When work completes, changes enter a FIFO merge queue with four-tier conflict resolution: (1) automatic merge if no conflicts, (2) Merger agent attempts resolution, (3) escalation to original Builder for rework, (4) human intervention flag. The queue is a SQLite table with status tracking, and agents don’t merge directly—they submit merge requests that get processed sequentially to prevent race conditions.
The watchdog system has three tiers. Tier 0 is a mechanical daemon that checks tmux session liveness and process IDs every 30 seconds—pure shell scripts, no AI. Tier 1 is an AI triage agent that analyzes stuck or failed agents by reading their logs and conversation history, attempting recovery through targeted messages. Tier 2 is a dedicated monitor agent that tracks systemic patterns like repeated failures or resource exhaustion. This tiered approach means simple crashes get caught immediately without burning tokens, while complex failure modes get AI attention.

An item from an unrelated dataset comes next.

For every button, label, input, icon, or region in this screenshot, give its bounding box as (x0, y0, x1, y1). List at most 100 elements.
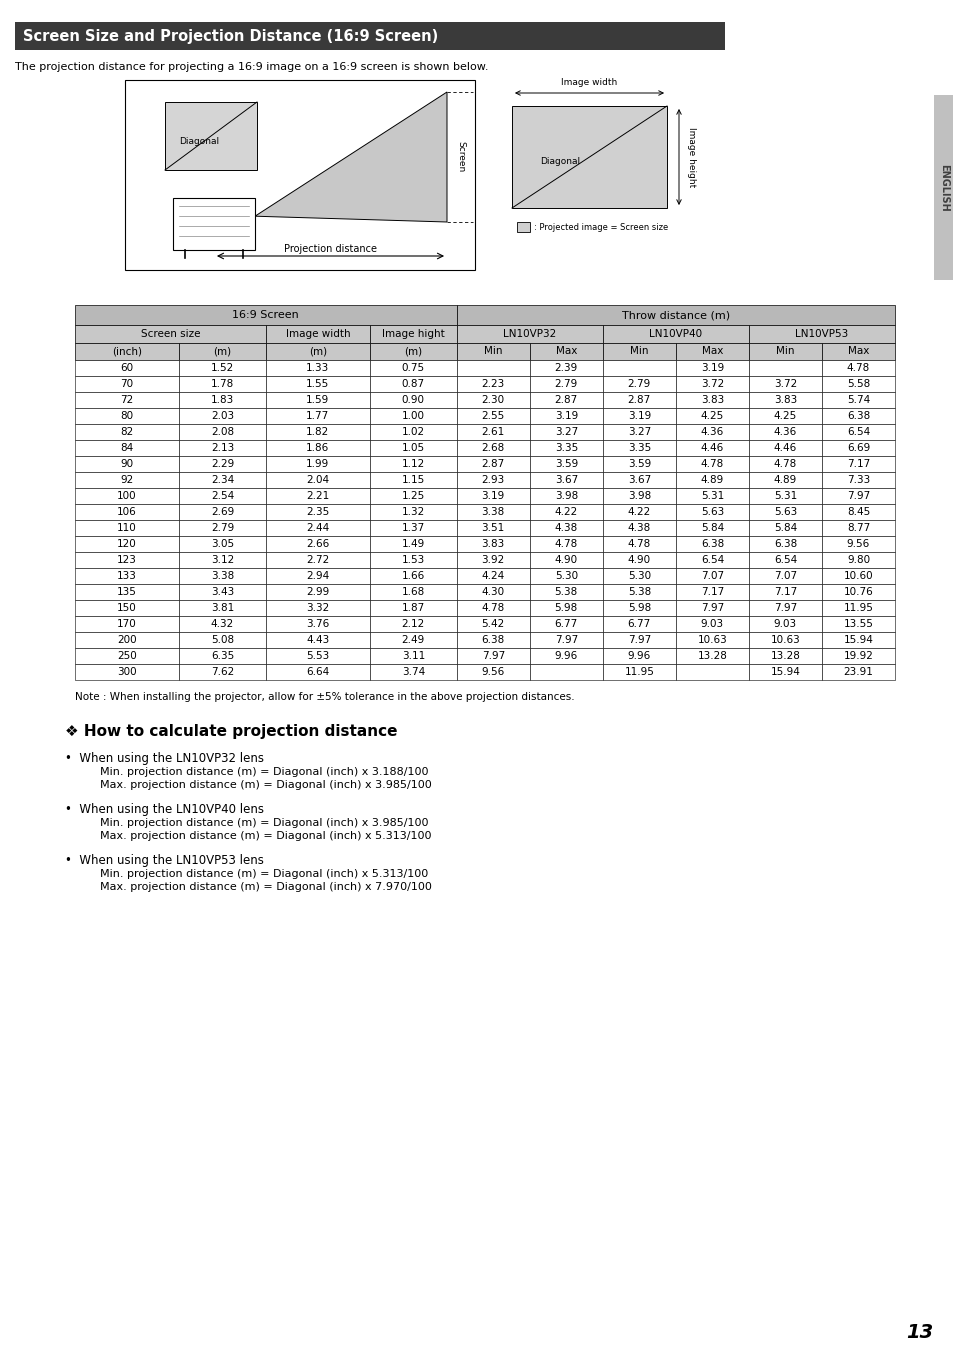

The agent definition system separates the HOW from the WHAT through layering. Base agent definitions specify capabilities and constraints (a Reviewer can read but not write), while task overlays inject specific goals and context. This means you can have a reusable “Reviewer” template that gets instantiated with “review the authentication module for security issues” or “check test coverage in the API layer”—same behavioral constraints, different focal points.
Gotcha
The repository’s README includes an unusually honest section titled ‘Swarm Characteristics & Warnings’ that should give you pause. It explicitly states that agent swarms ‘amplify costs and error rates’ and that you should ‘assume debugging complexity and merge conflicts are normal.’ This isn’t defensive documentation—it’s a red flag that the system’s core assumption is that multi-agent coordination is inherently messy.
The dependency chain is brittle: you need Bun (not Node), tmux (with specific session management), and Claude Code with API access. If any link breaks—Claude API goes down, tmux sessions get orphaned, SQLite locks—you’re debugging a distributed system built on tools that weren’t designed for this use case. The worktree isolation is elegant but means your filesystem becomes the state store for agent coordination, and cleaning up failed runs requires manual worktree pruning. With only 15 GitHub stars and no documented production usage, you’re adopting an experimental system where every failure mode is a learning opportunity you didn’t budget for. The sophisticated architecture papers over the fundamental question: do the tasks you’re attempting actually benefit from parallel agent execution, or are you just distributing the complexity of sequential work across multiple failure points?
Verdict
Use if: You have genuinely parallelizable software tasks (like ‘implement six independent API endpoints’ or ‘refactor five isolated modules’), you’re comfortable treating this as infrastructure that requires maintenance, and you have the budget for both the token costs of running multiple agents and the human time to debug swarm failures. The git worktree isolation is genuinely clever for teams already using sophisticated git workflows. Skip if: You’re expecting a production-ready system, your tasks are primarily sequential, you don’t have expertise in distributed systems debugging, or you’re trying to save time rather than explore multi-agent coordination patterns. For most projects, using Claude Code sequentially with manual decomposition will be faster, cheaper, and dramatically easier to debug than orchestrating an agent swarm.